The way Zesa Holdings bills its customers is crazy and a solution needs to be found urgently. Consumers cannot take lightly revelations that their meters are read only once every three months. Whatever explanation Zesa gives for issuing estimated bills is not plausible. There is nothing that is more detested by customers than paying for a service they did not enjoy.
The power utility is in business and for it to make money it has to tighten its systems. If the current systems fail, why not try an alternati-ve? We urge the authorities at the power utility to be wary of the trauma being suffered by consumers due to high bills caused by estimates.
The estimates have resulted in consumers collectively owing Zesa millions of dollars. While we are not encouraging consumers not to pay their bills (which some of them are not doing, anyway), we believe the bills should correspond with actual consumption.
One does not need to go far to witness how consumers detest the Zesa billing system. A visit to any Zesa banking hall will reveal that there is always a longer queue on the inquiries desk, compared to those who would be queuing to pay.

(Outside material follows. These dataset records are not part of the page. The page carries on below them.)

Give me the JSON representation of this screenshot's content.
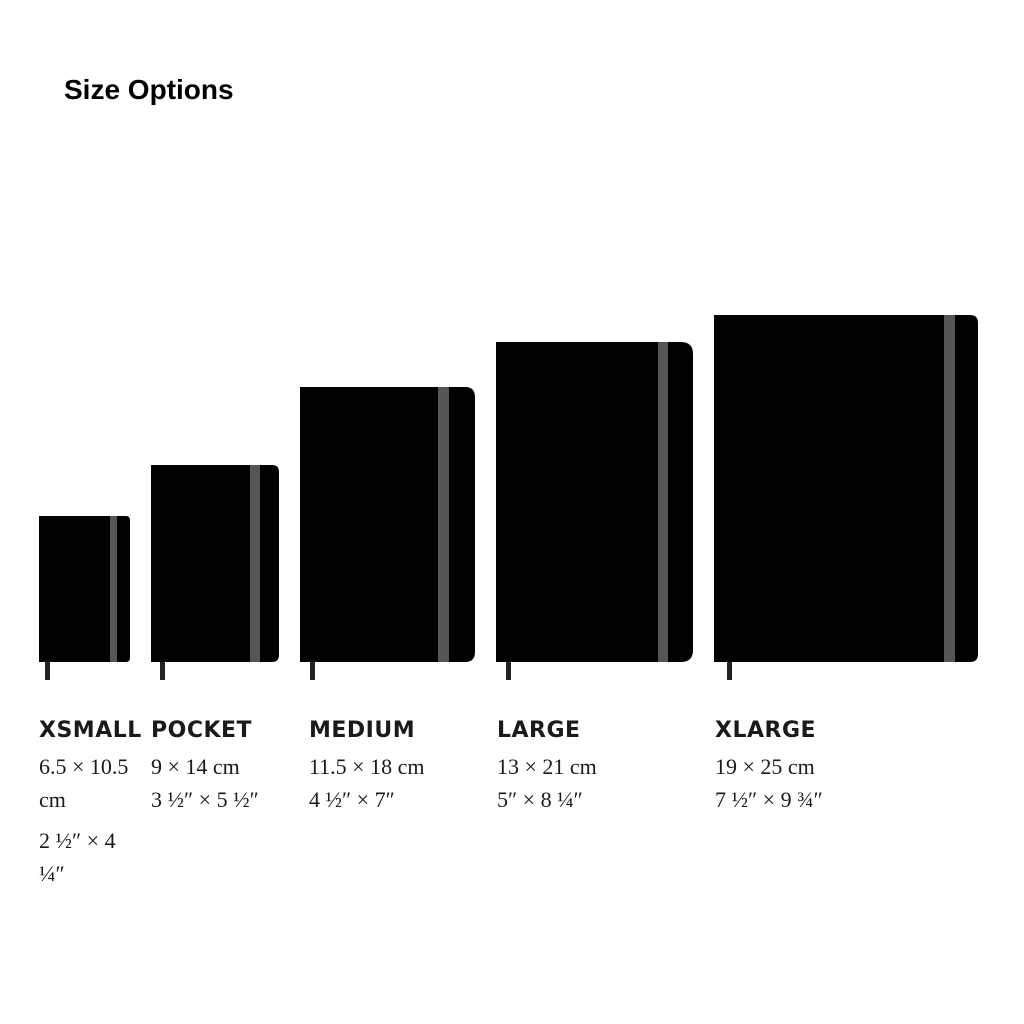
{
  "header": {
    "title": "Size Options"
  },
  "sizes": [
    {
      "name": "XSMALL",
      "metric": "6.5 × 10.5 cm",
      "imperial": "2 ½″ × 4 ¼″"
    },
    {
      "name": "POCKET",
      "metric": "9 × 14 cm",
      "imperial": "3 ½″ × 5 ½″"
    },
    {
      "name": "MEDIUM",
      "metric": "11.5 × 18 cm",
      "imperial": "4 ½″ × 7″"
    },
    {
      "name": "LARGE",
      "metric": "13 × 21 cm",
      "imperial": "5″ × 8 ¼″"
    },
    {
      "name": "XLARGE",
      "metric": "19 × 25 cm",
      "imperial": "7 ½″ × 9 ¾″"
    }
  ]
}
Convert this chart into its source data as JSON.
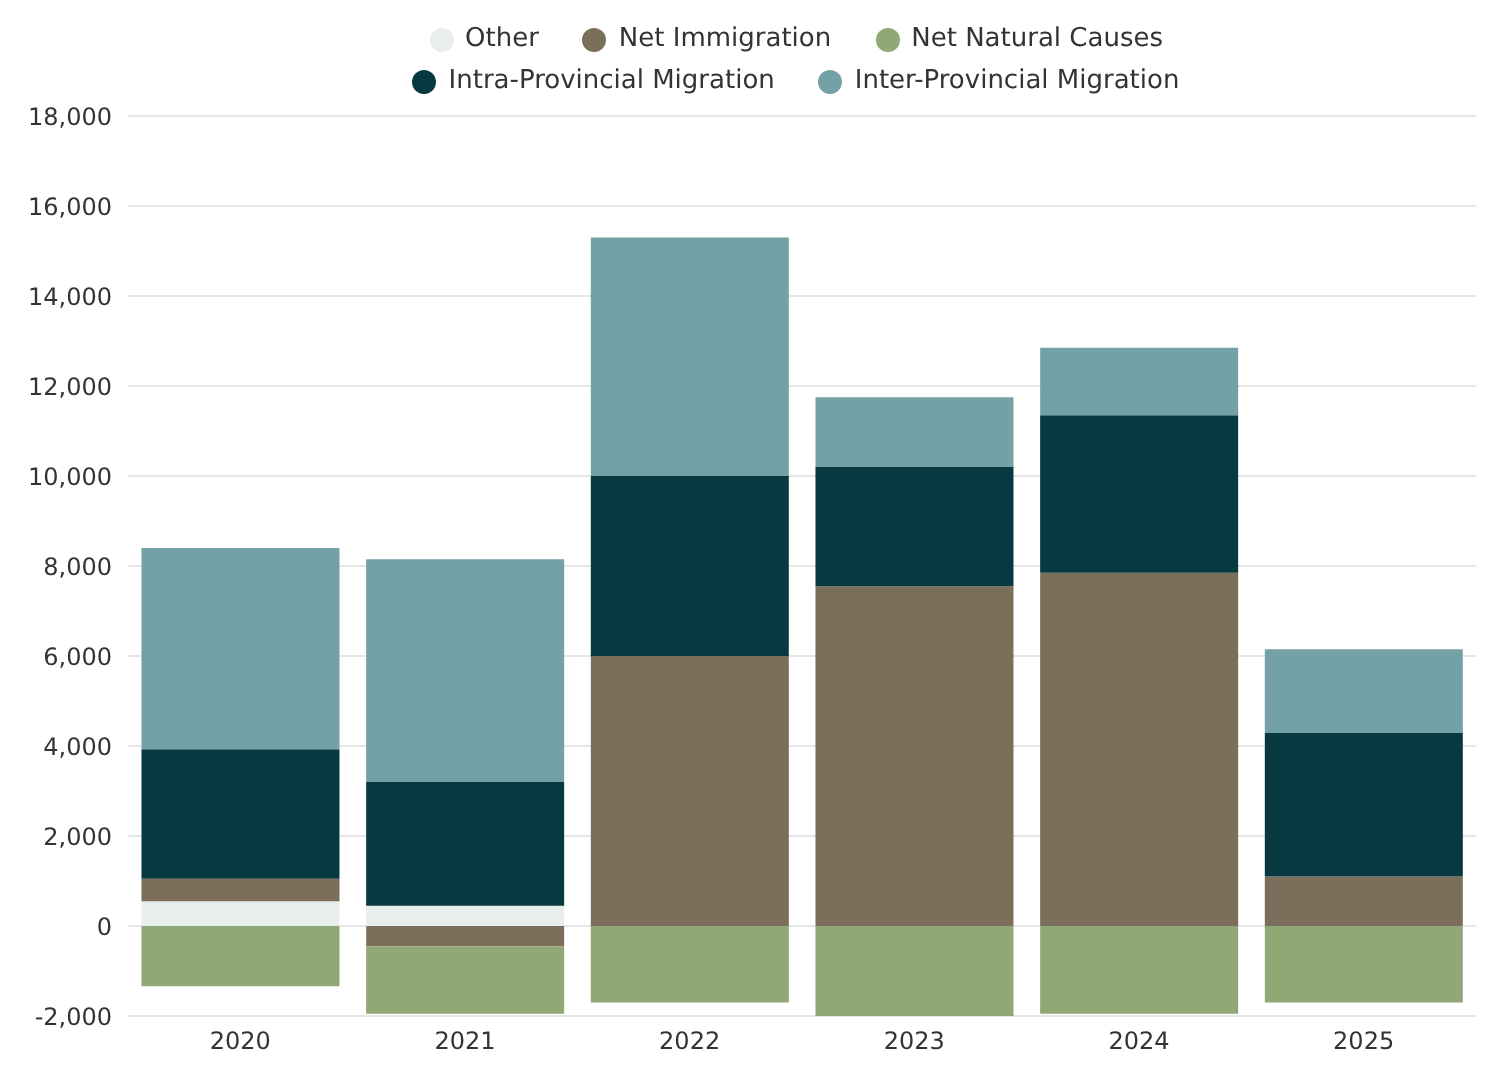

At the inquiries desk, harsh words are exchanged with the tellers as customers dispute the estimated bills. Yet all this can be avoided if Zesa puts its house in order. In the past, disputes between Zesa and the consumers were not that common. In cases where they occurred, they were over trivial issues that were quickly fixed.
But now the game has changed. Zesa is no longer on top of the situation and this explains the consternation from its customers. The power utility acknowledges that its billing system is in shambles. Yet its lethargic approach to solving the problem does not reflect the urgency.
Installing pre-paid meters for consumers to control their bills seems the only way out of the chaos. But the customers doubt the sincerity of Zesa in that regard. And they are justified if one considers the slow pace with which the power utility is moving on the project.
Only 30 000 pre-paid meters have been installed in Harare and Bulawayo since the inception of the project in August.
The figure is paltry considering that 600 000 pre-paid meters are expected to have been installed within 15 months.
At first, Zesa had given itself only 10 months to put everyone on pre-paid meters, but the extension of deadline indicates things are not well.
The power company might also find itself requiring more than 600 000 pre-paid meters as it has been on record saying it cannot account for more than 500 000 other customers.
Those who were circumventing paying the bills due to the lax Zesa revenue collection system might come out to claim the pre-paid meters. But we observe that Zesa is facing challenges in installing the pre-paid meters. And what this means is that estimated bills would stay for a long time.
But no one benefits from such a scenario. Zesa has to deal with empty coffers because consumers are resisting to pay the inflated bills. On the other hand, consumers will have to endure load shedding, with Zesa arguing that it cannot supply enough electricity because it has no money to refurbish plants.
Pre-paid meters will obviously force consumers to change their lifestyle to save the little electricity available. They will learn to switch off the lights when no one is using the room, turn off electrical gadgets not in use and use energy saving bulbs to reduce the electricity bill.
We, therefore, urge Zesa to move quickly in installing the pre-paid meters because their benefit are numerous to both parties.
We urge electricity consumers to pay their bills so that Zesa is able to buy more meters and pay for power imports.